С последними словами старик отправил в рот последнюю горошину, его хозяин- самаритянин просто добро глядел на него изумленными глазами, а по всем концам дома двигались люди, со стуком открывались и закрывались двери, и у дверей этой квартиры скопился народ, и тут муж сказал:
- И вы спрашиваете, почему мы не выдали вас? Да вы слышите, что там творится?
- Похоже, там весь дом.
- Весь. Старик, старый дурень, помните вы... кинотеатры или, еще лучше, кинотеатры для автомобилистов?
Старик улыбнулся:
- А вы?
- Почти. Глядите, слушайте, сегодня, сейчас, уж если хотите быть дураком, если хотите рисковать, то делайте это одним махом. Зачем тратить силы на одного, или двух, или трех, если...
Муж открыл дверь и кивнул стоящим за ней. Молча, по одному и парами вошли жильцы дома. Вошли в эту комнату, как входят в синагогу или церковь, или в того рода церковь, которую называли кино, или в то кино, которое было 'для автомобилистов', и день клонился к вечеру, солнце спускалось по небу, и скоро в ранние вечерние часы, в темноте, комната будет тускло освещена единственной лампочкой, и голос старика будет рассказывать, а они - слушать и держаться за руки, и это будет, как в давние времена, с балконами и темнотой или с автомобилями и темнотой, и будут только воспоминания, слова о попкорне и слова, обозначающие жевательную резинку, и лимонад, и конфеты, но слова, все равно слова...
И пока люди входили и устраивались на полу и старик наблюдал за ними, не веря, что он собрал их здесь, сам того не ведая, муж сказал:
- Ну, разве не лучше так, чем рисковать на улице?
- Да. Странно. Я боюсь боли. Боюсь, что меня ударят или будут за мной гнаться. Но язык мой двигается. Я должен слышать, что он хочет сказать. Это намного лучше.
- Хорошо. - Муж втиснул ему в ладонь красный билетик. Когда все закончится, где-то через час, вот билет от моего друга из транспортного ведомства. Каждую неделю один поезд пересекает страну. Каждую неделю я получаю билет для какого- нибудь идиота. На этой неделе это вы.

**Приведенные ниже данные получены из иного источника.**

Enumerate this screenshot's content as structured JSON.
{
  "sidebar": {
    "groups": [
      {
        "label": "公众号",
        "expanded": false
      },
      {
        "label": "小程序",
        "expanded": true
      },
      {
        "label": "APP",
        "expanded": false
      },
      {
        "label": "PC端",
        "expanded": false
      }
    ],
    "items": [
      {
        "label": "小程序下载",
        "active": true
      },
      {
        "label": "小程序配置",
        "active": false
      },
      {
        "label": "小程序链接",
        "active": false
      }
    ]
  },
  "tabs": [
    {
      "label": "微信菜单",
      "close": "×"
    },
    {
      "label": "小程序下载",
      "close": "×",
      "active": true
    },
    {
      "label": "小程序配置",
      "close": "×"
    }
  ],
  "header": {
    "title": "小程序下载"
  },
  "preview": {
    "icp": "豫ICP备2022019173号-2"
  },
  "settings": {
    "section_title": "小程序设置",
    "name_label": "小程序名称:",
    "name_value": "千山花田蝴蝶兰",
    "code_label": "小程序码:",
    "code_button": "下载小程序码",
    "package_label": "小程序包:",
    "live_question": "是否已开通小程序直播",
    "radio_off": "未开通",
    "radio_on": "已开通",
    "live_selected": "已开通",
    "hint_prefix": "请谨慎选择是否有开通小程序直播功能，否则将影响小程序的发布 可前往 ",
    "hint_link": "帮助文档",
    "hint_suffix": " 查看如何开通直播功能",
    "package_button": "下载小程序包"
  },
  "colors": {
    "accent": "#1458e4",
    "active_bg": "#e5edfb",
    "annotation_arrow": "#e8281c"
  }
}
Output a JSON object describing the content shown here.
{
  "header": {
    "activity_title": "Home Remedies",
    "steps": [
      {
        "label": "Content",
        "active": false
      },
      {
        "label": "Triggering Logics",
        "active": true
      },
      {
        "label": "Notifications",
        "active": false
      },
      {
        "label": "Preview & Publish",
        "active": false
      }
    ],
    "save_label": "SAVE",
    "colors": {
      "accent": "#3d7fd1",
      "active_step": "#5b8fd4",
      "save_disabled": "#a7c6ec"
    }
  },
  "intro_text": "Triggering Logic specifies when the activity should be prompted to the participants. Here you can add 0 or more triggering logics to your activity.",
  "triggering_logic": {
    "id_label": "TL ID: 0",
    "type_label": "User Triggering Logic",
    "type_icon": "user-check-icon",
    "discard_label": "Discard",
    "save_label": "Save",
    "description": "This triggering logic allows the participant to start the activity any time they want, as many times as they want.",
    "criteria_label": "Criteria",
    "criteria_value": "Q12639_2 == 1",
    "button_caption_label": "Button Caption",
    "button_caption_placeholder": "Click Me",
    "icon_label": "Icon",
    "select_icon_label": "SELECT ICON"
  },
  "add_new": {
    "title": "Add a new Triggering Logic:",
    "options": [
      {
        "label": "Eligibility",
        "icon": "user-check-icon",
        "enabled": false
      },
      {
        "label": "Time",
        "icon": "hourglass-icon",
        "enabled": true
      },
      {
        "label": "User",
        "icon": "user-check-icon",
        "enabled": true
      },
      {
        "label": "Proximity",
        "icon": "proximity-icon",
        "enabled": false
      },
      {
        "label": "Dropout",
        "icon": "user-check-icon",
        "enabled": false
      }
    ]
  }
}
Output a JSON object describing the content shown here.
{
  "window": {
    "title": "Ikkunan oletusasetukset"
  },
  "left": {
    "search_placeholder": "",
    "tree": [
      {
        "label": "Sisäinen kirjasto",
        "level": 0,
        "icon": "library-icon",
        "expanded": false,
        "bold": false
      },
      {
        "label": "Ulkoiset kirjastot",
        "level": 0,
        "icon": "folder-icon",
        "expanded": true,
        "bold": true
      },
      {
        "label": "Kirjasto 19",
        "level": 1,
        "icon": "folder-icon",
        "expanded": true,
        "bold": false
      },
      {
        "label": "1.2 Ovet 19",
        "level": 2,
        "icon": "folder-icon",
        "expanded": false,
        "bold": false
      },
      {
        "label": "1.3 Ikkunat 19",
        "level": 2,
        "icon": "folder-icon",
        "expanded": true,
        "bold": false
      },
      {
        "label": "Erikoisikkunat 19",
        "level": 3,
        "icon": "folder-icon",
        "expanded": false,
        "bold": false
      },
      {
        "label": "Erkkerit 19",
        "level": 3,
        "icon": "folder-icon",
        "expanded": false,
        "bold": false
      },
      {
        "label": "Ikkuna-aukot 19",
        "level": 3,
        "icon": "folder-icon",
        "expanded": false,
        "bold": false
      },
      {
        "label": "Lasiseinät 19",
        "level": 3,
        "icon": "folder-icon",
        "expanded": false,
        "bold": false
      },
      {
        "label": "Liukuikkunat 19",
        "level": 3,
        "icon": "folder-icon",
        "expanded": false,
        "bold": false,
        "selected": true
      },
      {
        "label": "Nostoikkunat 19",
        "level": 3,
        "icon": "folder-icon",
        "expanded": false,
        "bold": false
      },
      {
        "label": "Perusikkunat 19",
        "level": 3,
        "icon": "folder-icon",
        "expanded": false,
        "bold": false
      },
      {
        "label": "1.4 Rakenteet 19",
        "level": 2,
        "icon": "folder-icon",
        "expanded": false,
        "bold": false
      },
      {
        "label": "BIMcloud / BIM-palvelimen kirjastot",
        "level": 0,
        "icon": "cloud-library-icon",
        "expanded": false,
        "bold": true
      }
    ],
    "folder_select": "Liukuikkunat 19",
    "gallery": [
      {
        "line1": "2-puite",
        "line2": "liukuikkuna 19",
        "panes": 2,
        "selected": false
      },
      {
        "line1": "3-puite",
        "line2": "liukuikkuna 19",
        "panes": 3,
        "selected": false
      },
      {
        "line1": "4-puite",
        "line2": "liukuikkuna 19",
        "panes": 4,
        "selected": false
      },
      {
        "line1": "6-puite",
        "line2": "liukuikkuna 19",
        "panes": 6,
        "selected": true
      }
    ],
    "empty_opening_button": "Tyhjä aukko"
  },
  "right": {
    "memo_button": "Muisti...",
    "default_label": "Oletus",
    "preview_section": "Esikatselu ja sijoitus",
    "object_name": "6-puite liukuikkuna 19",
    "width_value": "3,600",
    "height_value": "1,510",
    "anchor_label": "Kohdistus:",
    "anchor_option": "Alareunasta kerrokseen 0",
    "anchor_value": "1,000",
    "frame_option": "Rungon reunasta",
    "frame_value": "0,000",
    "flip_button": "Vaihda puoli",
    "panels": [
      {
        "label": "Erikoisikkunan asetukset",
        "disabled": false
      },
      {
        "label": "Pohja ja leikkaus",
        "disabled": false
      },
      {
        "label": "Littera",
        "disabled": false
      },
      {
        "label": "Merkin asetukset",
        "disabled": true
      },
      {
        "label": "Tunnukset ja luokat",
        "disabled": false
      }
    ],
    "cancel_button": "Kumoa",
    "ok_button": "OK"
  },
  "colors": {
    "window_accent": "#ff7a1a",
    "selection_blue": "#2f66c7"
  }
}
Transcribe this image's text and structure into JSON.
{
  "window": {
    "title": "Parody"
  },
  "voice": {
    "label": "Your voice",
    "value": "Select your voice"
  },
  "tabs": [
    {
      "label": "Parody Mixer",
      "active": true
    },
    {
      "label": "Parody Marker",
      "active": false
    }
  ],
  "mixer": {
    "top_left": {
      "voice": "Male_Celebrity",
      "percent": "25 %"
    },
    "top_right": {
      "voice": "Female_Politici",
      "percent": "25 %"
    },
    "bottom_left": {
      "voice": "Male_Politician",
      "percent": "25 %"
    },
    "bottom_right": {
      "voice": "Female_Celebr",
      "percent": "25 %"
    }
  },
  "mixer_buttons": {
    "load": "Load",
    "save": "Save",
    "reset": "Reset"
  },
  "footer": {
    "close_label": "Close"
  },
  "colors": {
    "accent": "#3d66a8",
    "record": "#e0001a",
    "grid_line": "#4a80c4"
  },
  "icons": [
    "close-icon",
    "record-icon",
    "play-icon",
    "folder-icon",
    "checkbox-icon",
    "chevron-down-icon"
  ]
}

Старик прочитал на сложенной красной бумажке станцию назначения - Чикагская бездна, и добавил:
- А что, она еще существует?
- В это же время в будущем году озеро Мичиган может прорваться через последний пласт, и на месте ямы, где в свое время был город, образуется новое озеро. По краю кратера еще теплится кое-какая жизнь, и есть ветка, по которой раз в месяц ходит поезд на Запад. Как только уедете отсюда, двигайтесь, не переставая, забудьте, что встречались с нами или знали нас. Я дам вам списочек людей вроде нас. Когда пройдет много времени, поищите их, так, среди массы. Но, ради Бога, на улице - ни с кем, целый год, объявите мораторий. Не раскрывайте свой удивительный рот. А здесь... - Муж подал ему желтую карточку. - Мой знакомый зубной врач. Скажите ему, чтобы вставил вам новые зубы и чтобы рот открывался только для еды.
Несколько человек, слышавших это, рассмеялись, и старик тихо рассмеялся, и все уже собрались, десятки людей, и час был поздний, и муж с женой прикрыли дверь, встали подле нее, повернувшись к нему в ожидании особого последнего раза, когда старик мог открыть рот.
Старик встал.
Его слушатели затихли.
В полночь поезд, ржавый и шумный, подошел к неожиданно погрузившейся в снег станции. Под безжалостной белой пылью плохо умытые люди набились в повидавшие виды вагоны и повлекли старика по коридору, пока его не занесло в пустое купе, служившее когда-то уборной. Скоро пол превратился в плотную массу сплошной постели, на которой извивались и ворочались в темноте шестнадцать человек, пытаясь во что бы то ни стало уснуть.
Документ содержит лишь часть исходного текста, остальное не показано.